Carte blanche publiée dans le journal L'Echo du 22 mars 2011

Par Jean-Pierre Bours (Chargé de cours HEC-Ecole de Gestion - Unité d'Enseignement et de Recherche Finances et Droit)

Les dernières heures du « secret bancaire fiscal » belge semblent sur le point de sonner. Un accord, qui vient d’être conclu entre les cinq groupes de la majorité (L’Echo du 12 mars), organise en effet le démantèlement de ce qui fut longtemps l’un des textes les plus controversés de notre droit fiscal, l’article 318 CIR.

Ce « secret » n’était organisé que dans le seul domaine de l’impôt sur le revenu ; TVA, droits d’enregistrement et de succession y étaient étrangers, les administrations compétentes en ces matières pouvant exiger des banques des informations concernant leurs clients.

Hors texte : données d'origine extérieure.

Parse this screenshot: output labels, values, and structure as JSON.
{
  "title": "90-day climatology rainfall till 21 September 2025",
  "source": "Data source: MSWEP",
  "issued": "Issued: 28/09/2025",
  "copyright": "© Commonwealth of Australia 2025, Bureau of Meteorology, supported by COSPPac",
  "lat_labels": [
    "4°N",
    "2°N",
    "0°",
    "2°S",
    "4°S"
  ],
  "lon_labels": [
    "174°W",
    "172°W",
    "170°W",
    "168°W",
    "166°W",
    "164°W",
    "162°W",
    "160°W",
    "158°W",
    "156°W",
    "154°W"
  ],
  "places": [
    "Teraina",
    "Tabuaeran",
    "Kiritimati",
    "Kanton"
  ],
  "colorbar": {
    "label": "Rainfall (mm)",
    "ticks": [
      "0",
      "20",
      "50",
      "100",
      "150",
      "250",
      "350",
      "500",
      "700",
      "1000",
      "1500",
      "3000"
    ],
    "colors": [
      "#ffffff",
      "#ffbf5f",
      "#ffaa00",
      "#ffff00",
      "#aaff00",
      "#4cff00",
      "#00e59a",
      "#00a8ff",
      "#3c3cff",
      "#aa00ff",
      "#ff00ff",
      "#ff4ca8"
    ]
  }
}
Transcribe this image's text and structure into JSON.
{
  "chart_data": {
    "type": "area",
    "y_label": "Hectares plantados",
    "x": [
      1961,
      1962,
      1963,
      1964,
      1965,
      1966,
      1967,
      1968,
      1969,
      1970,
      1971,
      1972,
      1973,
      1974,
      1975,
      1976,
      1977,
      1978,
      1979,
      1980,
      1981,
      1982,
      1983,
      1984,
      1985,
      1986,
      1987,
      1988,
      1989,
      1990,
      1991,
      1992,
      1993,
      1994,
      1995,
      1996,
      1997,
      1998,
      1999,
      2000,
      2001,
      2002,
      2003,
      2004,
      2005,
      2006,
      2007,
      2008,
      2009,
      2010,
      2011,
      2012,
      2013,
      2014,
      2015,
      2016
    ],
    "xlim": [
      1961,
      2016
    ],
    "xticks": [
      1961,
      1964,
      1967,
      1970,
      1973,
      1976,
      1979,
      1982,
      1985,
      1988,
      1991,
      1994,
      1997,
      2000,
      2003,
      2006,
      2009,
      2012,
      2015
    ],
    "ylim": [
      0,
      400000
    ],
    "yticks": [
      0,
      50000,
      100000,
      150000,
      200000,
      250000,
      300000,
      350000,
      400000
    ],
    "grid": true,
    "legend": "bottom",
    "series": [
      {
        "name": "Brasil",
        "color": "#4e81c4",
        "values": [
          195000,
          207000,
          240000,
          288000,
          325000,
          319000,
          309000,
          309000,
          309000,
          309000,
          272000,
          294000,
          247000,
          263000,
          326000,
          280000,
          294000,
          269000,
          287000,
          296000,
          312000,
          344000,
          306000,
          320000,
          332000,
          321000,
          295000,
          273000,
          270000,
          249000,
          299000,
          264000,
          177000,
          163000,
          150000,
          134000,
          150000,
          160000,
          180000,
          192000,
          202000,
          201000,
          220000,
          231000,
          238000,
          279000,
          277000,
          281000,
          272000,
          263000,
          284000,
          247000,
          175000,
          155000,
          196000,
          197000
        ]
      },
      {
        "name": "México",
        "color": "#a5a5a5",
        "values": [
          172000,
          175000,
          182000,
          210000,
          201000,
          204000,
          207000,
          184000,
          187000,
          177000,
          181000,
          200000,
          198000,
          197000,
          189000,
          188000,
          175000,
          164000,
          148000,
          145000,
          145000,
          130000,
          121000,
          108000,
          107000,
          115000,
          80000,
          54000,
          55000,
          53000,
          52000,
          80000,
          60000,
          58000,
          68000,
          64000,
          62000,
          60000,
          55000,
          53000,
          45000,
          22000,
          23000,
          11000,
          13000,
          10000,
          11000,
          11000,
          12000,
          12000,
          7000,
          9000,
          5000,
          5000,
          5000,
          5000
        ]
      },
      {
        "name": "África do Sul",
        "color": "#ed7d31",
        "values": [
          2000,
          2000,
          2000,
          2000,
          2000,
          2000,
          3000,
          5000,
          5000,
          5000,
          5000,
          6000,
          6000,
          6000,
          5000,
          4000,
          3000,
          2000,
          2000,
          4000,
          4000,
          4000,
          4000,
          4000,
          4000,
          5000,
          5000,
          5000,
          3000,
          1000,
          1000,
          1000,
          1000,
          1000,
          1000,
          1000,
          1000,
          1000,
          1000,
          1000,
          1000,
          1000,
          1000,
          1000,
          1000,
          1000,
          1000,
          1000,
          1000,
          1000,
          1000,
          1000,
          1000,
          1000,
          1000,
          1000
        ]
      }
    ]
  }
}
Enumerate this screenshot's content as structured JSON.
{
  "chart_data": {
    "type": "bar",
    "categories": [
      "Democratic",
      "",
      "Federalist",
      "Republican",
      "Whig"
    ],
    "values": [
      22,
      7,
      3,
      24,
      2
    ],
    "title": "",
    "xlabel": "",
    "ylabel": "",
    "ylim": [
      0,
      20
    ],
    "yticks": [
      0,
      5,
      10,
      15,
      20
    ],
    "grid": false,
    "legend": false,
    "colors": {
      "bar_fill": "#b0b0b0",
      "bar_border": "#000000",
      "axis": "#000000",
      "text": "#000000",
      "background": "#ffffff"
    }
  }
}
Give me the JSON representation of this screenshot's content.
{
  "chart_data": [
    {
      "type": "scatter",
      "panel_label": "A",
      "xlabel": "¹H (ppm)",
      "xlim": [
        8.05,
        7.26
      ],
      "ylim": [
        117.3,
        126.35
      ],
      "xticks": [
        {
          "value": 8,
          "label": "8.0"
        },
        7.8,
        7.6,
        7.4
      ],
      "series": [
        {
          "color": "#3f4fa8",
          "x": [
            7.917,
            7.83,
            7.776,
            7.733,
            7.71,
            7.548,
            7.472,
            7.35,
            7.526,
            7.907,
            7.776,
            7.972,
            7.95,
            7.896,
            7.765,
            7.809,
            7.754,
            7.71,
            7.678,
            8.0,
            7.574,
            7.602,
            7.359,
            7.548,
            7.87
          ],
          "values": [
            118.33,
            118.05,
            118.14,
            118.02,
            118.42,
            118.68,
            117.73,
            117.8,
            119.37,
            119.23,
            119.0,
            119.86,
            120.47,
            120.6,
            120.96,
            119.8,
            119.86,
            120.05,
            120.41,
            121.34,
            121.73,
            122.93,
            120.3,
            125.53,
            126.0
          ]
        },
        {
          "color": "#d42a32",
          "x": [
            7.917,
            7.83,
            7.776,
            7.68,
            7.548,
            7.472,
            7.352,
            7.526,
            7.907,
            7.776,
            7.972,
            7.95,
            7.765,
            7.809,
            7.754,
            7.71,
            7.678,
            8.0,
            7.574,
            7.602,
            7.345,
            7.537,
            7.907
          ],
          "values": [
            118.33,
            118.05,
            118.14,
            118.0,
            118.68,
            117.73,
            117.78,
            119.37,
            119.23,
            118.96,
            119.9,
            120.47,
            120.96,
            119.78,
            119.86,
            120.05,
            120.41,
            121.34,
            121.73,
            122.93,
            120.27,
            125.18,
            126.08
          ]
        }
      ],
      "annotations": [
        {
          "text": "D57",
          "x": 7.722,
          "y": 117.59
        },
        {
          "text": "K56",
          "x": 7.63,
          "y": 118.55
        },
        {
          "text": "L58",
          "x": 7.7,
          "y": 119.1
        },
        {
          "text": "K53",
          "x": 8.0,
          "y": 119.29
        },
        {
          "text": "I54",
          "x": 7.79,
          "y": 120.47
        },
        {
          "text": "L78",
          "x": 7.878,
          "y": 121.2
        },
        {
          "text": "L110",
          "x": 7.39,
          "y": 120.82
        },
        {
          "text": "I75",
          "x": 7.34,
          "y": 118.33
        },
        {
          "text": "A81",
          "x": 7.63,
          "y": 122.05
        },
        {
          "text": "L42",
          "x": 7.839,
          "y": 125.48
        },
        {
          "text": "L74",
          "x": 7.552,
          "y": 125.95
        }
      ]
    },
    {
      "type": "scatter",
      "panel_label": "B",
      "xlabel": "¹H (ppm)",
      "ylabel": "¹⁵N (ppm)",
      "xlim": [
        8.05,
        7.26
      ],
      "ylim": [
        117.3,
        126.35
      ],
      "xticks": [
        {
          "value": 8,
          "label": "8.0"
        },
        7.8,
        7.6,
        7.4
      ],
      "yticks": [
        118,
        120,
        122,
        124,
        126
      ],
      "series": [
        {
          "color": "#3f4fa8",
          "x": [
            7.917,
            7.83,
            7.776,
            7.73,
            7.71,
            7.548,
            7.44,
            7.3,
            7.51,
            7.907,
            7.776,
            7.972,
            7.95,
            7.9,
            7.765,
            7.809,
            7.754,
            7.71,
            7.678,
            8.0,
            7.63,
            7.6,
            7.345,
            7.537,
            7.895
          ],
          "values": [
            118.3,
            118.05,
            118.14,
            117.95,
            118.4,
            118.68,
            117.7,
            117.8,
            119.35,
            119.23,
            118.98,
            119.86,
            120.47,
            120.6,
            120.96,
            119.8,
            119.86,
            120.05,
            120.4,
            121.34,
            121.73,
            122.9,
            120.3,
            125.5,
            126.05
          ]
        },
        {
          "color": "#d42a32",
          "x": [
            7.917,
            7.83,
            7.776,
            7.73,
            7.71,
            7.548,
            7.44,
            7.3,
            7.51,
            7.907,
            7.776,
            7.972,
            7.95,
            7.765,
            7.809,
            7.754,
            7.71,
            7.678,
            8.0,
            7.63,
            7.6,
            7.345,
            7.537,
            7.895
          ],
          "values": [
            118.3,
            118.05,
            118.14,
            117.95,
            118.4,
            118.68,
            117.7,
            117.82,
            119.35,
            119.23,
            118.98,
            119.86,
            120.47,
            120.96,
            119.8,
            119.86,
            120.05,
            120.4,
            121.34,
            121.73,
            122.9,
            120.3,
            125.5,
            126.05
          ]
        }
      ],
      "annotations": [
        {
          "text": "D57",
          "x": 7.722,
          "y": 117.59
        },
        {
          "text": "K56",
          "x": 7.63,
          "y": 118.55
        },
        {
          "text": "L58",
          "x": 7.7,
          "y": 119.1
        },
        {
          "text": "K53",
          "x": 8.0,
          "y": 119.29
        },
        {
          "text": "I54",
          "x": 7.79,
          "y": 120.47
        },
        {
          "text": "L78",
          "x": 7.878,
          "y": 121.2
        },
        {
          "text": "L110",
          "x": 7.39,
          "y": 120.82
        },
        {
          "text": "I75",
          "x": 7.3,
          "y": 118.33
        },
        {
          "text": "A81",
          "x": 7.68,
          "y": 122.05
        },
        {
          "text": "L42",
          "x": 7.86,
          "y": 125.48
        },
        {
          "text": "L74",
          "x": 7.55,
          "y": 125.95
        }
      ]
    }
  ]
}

La pression internationale

L’effondrement imminent de ce qui demeurait chez nous de ce « secret » a des racines dans le droit fiscal international. En mars 2009, la Belgique a vu son nom inscrit par l’OCDE sur la liste grise des paradis fiscaux, en raison précisément du fait qu’il n’était pas possible, pour les administrations étrangères, d’obtenir des banques belges des renseignements concernant leurs clients non résidents. Pour sortir au plus vite de cette liste infamante, il a fallu renégocier une douzaine au moins de conventions préventives de double imposition, en les « nettoyant » du membre de phrase empêchant que soient interrogées les banques belges (en général, l’article 26). C’est chose faite aujourd’hui, et bien au-delà, puisque, depuis lors, 42 conventions ont été réécrites et ratifiées. Malheureusement, le gouvernement semblait avoir perdu de vue que cette ratification devait être demandée également tant aux Régions qu’aux Communautés. Il va donc falloir faire le nécessaire, sans trop tarder, sous peine de voir notre heureux Royaume réinscrit manu militari sur la liste des paradis fiscaux…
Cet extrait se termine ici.